Zoloft lawsuits filed around the country have been consolidated to the U.S. District Court for the Eastern District of Pennsylvania in Philadelphia, PA, Judge Cynthia M. Rufe presiding. The U.S. Judicial Panel on Multi-District Litigation entered its Transfer Order creating the Zoloft MDL on April 17, 2012. At that time, the number of lawsuits numbered around 92. Today, 1 1/2 years later, there are close to 5 times as many cases (430+) in the Zoloft MDL. The first few cases are scheduled to begin in October 2014, but Plaintiffs and Pfizer are having a difficult time agreeing which of the cases should move forward.
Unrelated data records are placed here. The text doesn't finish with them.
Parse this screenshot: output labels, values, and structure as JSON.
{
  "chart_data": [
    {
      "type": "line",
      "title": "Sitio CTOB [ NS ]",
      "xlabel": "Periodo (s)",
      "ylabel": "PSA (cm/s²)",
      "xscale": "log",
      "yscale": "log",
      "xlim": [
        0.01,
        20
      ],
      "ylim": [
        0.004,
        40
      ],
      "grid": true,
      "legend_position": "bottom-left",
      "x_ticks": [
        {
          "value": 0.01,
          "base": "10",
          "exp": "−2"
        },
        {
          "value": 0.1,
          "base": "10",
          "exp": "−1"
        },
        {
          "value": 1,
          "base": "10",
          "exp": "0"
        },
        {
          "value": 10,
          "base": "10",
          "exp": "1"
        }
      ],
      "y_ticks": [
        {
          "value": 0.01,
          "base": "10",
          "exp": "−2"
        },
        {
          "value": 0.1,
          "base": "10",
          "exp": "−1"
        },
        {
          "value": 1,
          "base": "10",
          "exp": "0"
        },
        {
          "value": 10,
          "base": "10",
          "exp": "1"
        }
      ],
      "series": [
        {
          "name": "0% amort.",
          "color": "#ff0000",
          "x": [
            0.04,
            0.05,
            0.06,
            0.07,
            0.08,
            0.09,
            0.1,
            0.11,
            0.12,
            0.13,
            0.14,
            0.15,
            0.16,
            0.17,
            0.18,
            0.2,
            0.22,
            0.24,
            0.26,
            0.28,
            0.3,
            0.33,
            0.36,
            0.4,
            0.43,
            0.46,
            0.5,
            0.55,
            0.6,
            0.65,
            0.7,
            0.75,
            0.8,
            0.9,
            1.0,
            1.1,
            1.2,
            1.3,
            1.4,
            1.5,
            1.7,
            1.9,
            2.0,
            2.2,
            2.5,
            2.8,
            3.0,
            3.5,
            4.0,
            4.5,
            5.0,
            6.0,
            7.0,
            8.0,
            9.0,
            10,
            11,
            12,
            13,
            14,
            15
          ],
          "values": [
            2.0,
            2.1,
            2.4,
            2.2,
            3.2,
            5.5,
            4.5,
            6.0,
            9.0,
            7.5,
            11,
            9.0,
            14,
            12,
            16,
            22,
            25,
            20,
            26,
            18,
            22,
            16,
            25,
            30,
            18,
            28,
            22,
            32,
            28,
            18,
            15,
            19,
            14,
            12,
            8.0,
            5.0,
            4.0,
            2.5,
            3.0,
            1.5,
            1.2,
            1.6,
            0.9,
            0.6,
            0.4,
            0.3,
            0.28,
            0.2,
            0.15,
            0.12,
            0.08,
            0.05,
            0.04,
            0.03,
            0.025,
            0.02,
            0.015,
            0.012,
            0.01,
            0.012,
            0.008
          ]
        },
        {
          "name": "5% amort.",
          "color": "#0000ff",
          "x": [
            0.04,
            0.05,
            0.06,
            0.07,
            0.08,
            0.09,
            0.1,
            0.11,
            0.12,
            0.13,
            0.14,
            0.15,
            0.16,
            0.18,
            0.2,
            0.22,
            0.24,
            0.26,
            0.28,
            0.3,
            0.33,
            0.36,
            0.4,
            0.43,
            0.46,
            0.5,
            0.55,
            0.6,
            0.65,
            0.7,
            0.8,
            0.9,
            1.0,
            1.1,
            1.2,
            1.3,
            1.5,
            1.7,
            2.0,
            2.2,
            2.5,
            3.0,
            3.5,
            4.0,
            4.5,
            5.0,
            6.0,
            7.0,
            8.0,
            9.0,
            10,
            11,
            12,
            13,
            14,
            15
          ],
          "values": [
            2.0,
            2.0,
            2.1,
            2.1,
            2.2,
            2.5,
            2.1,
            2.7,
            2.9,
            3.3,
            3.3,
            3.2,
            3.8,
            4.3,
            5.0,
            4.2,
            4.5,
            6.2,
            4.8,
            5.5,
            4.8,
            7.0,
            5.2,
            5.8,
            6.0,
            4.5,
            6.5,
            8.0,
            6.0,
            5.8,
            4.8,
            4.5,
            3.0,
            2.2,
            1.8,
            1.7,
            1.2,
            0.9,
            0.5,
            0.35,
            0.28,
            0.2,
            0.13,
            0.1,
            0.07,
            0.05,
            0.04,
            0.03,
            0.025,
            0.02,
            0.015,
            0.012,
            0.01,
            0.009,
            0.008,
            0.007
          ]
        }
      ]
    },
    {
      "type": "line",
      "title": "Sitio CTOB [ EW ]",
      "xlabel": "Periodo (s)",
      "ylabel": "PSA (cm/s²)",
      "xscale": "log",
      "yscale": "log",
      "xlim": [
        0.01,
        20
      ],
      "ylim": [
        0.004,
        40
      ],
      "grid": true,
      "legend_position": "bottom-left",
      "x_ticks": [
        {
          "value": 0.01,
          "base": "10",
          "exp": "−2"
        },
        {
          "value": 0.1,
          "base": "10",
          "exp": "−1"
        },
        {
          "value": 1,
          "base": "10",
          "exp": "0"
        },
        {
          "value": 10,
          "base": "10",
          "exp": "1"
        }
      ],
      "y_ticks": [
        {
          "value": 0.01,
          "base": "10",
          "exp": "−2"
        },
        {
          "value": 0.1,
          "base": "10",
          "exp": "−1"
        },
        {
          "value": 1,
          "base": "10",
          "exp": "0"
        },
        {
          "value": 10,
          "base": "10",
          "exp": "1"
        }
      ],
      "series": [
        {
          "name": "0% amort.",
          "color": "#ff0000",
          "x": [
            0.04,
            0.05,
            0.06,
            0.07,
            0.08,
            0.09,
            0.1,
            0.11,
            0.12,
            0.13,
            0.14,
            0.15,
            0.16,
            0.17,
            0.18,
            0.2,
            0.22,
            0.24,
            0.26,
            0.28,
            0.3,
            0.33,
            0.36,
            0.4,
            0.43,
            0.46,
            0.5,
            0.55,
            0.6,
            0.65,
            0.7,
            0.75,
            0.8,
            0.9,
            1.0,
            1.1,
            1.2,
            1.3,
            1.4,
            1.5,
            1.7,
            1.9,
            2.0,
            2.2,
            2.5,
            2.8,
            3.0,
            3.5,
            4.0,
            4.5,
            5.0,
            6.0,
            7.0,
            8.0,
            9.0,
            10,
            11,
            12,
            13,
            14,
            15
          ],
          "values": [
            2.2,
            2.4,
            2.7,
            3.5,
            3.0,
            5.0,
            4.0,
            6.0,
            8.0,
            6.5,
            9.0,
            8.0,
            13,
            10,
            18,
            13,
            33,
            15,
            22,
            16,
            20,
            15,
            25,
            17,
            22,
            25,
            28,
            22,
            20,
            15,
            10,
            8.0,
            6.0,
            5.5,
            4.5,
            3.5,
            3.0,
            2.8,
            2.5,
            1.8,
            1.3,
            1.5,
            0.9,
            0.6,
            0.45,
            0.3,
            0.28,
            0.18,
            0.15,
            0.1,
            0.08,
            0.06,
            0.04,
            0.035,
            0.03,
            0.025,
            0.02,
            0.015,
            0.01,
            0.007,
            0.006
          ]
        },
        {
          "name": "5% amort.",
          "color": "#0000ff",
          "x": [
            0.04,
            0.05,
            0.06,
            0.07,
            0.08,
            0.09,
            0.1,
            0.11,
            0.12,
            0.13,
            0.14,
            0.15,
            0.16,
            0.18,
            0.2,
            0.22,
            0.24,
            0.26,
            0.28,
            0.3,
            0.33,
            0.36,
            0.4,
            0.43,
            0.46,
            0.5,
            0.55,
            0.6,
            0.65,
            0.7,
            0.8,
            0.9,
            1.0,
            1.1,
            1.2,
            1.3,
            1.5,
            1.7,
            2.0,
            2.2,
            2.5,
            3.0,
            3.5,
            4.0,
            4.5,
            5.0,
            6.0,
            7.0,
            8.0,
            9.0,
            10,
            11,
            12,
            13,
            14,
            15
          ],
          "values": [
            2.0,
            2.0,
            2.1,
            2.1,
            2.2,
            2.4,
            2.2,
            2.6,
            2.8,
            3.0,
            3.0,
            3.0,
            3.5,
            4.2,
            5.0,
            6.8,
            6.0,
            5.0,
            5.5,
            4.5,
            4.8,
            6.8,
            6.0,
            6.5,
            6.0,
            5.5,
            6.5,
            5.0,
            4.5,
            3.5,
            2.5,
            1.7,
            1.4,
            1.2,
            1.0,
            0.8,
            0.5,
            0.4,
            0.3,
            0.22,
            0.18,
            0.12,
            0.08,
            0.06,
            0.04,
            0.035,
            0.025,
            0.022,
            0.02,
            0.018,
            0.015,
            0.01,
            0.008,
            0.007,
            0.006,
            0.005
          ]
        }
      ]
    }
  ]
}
The Zoloft lawsuits in the MDL share similar claims that the popular antidepressant drug causes birth defects when taken by pregnant women. These include holes in the heart (septal defects ASD and VSD), cleft palate, clubfoot, spina bifida, skull defects including craniosynostosis, and persistent pulmonary hypertension of the newborn (PPHN). The plaintiffs similarly have many of the same claims against Pfizer, including failure to warn of potential risks and negligence in the manufacture and marketing of Zoloft.
The initial “trial pool” of 25 cases must be narrowed down to six, three from each side. Currently there is disagreement as to how to proceed. Pfizer proposes the Plaintiffs go first and pick three cases; then, the drug company will decide which of its cases to prepare and proceed to trial. The Plaintiffs argue that in the name of fairness, both sides simultaneously should select their cases. Pfizer further asks that only one case be presented on the October 13, 2014 trial date.
The Special Discovery Master, Andrew Chiris offers: “Let’s agree to disagree. ” Negotiations continue.